Brideshead Revisited(69)



‘He’s so patient. Not like a young man at all. He ties there and never complains — and there is much to complain of. We have no facilities. The Government give us what they can spare from kind. There is a poor German boy with the soldiers. And he is so kind. There is a poor German boy with a foot that will not heal and secondary syphilis, who comes here for treatment. Lord Flyte found him starving in Tangier and took him in and gave him a home. A real Samaritan.’

‘Poor simple monk,’ I thought, ‘poor booby.’ God forgive me!

Sebastian was in the wing kept for Europeans, where the beds were divided by low partitions into cubicles with some air of privacy. He was lying with his hands on the quilt staring at the wall, where the only ornament was a religious oleograph.

‘Your friend,’ said the brother.

He looked round slowly.

‘Oh, I thought he meant Kurt. What are you doing here, Charles?’

He was more than ever emaciated; drink, which made others fat and red, seemed to wither Sebastian. The brother left us, and I sat by his bed and talked about his illness.

‘I was out of my mind for a day or two,’ he said. ‘I kept thinking I was back in Oxford. You went to my house? Did you like it? Is Kurt still there? I won’t ask you if you liked Kurt; no one does. It’s funny — I couldn’t get on without him, you know.’

Then I told him about his mother. He said nothing for some time, but lay gazing at the oleograph of the Seven Dolours. Then:

‘Poor mummy. She really was a femme fatale, wasn’t she? She killed at a touch.’

I telegraphed to Julia that Sebastian was unable to travel and stayed a week at Fez, visiting the hospital daily until he was well enough to move. His first sign of returning strength, on the second day of my visit, was to ask for brandy. By next day he had got some, some how, and kept it under the bedclothes.

The doctor said: ‘Your friend is drinking again. It is forbidden here. What can I do? This is not a reformatory school. I cannot police the wards. I am here to cure people, not to protect them from vicious habits, or teach them self-control. Cognac will not hurt him now. It will make him weaker for the next time he is ill, and then one day some little trouble will carry him off, pouff. This is not a home for inebriates. He must go at the end of the week.’

The lay-brother said: ‘Your friend is so much happier today, it is like one transfigured.’

‘Poor simple monk,’ I thought, ‘poor booby’; but he added, ‘You know why? He has a bottle of cognac in bed with him. It is the second I have found. No sooner do I take one away than he gets another. He is so naughty. It is the Arab boys who fetch it for him. But it is good to see him happy again when he has been so sad.’

On my last afternoon I said, ‘Sebastian, now your mother’s dead’ — for the news had reached us that morning — ‘do you think of going back to England?’

‘It would be lovely, in some ways,’ he said, ‘but do you think Kurt would like it?’

‘For God’s sake,’ I said, ‘you don’t mean to spend your life with Kurt, do you?’

‘I don’t know. He seems to mean to spend it with me. “It’th all right for him, I reckon, maybe,”‘ he said, mimicking Kurt’s accent, and then he added what, if I had paid more attention, should have given me the key I lacked; at the time I heard and remembered it, without taking notice. ‘You know, Charles,’ he said, ‘it’s rather a pleasant change when all your life you’ve had people looking after you, to have someone to look after yourself. Only of course it has to be someone pretty hopeless to need looking after by me.’

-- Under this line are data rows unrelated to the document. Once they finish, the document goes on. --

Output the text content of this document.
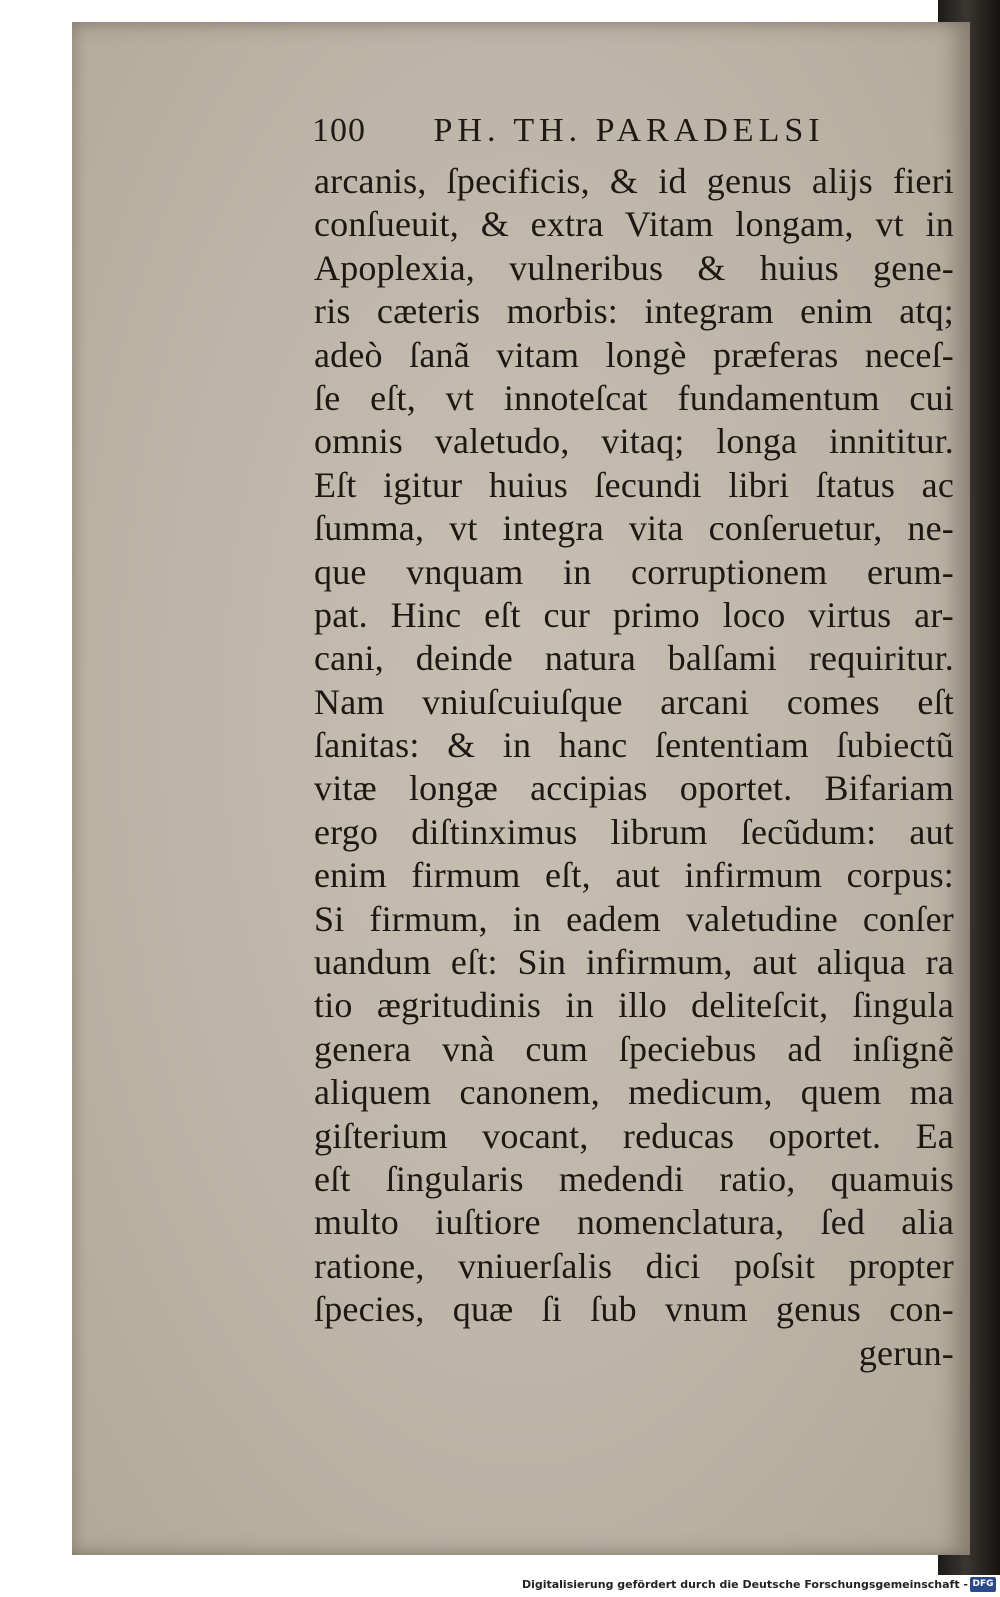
100 PH. TH. PARADELSI
arcanis, ſpecificis, & id genus alijs fieri
conſueuit, & extra Vitam longam, vt in
Apoplexia, vulneribus & huius gene-
ris cæteris morbis: integram enim atq;
adeò ſanã vitam longè præferas neceſ-
ſe eſt, vt innoteſcat fundamentum cui
omnis valetudo, vitaq; longa innititur.
Eſt igitur huius ſecundi libri ſtatus ac
ſumma, vt integra vita conſeruetur, ne-
que vnquam in corruptionem erum-
pat. Hinc eſt cur primo loco virtus ar-
cani, deinde natura balſami requiritur.
Nam vniuſcuiuſque arcani comes eſt
ſanitas: & in hanc ſententiam ſubiectũ
vitæ longæ accipias oportet. Bifariam
ergo diſtinximus librum ſecũdum: aut
enim firmum eſt, aut infirmum corpus:
Si firmum, in eadem valetudine conſer
uandum eſt: Sin infirmum, aut aliqua ra
tio ægritudinis in illo deliteſcit, ſingula
genera vnà cum ſpeciebus ad inſignẽ
aliquem canonem, medicum, quem ma
giſterium vocant, reducas oportet. Ea
eſt ſingularis medendi ratio, quamuis
multo iuſtiore nomenclatura, ſed alia
ratione, vniuerſalis dici poſsit propter
ſpecies, quæ ſi ſub vnum genus con-
gerun-
Digitalisierung gefördert durch die Deutsche Forschungsgemeinschaft - DFG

I was able to straighten his money affairs before I left. He had lived till then by getting into difficulties and then telegraphing for odd sums to his lawyers. I saw the branch manager of the bank and arranged for him, if funds were forthcoming from London, to receive Sebastian’s quarterly allowance and pay him a weekly sum of pocket money with a reserve to be drawn in emergencies. This sum was only to be given to Sebastian personally, and only when the manager was satisfied that he had a proper use for it. Sebastian agreed readily to all this.

‘Otherwise,’ he said, ‘Kurt will get me to sign a cheque for the whole lot when I’m tight and then he’ll go off and get into all kinds of trouble.’

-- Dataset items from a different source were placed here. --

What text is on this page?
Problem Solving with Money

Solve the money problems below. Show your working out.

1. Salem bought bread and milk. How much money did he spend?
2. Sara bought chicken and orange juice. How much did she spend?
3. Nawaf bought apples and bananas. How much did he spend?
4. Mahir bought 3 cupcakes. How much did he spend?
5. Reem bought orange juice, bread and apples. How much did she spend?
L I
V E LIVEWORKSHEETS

I saw Sebastian home from the hospital. He seemed weaker in his basket chair than he had been in bed. The two sick men, he and Kurt, sat opposite one another with the gramophone between them.

‘It was time you came back,’ said Kurt. ‘I need you.’

‘Do you, Kurt?’

‘I reckon so. It’s not so good being alone when you’re sick. That boy’s a lazy fellow — always slipping off when I want him. Once he stayed out all night and there was no one to make my coffee when I woke up. It’s no good having a foot full of pus. Times I can’t sleep good. Maybe another time I shall slip off, too, and go where I can be looked after.’ He clapped his hands but no servant came. ‘You see?’ he said.

‘What d’you want?’

‘Cigarettes. I got some in the bag under my bed.’

Sebastian began painfully to rise from his chair.

‘I’ll get them,’ I said. ‘Where’s his bed?’

‘No, that’s my job,’ said Sebastian.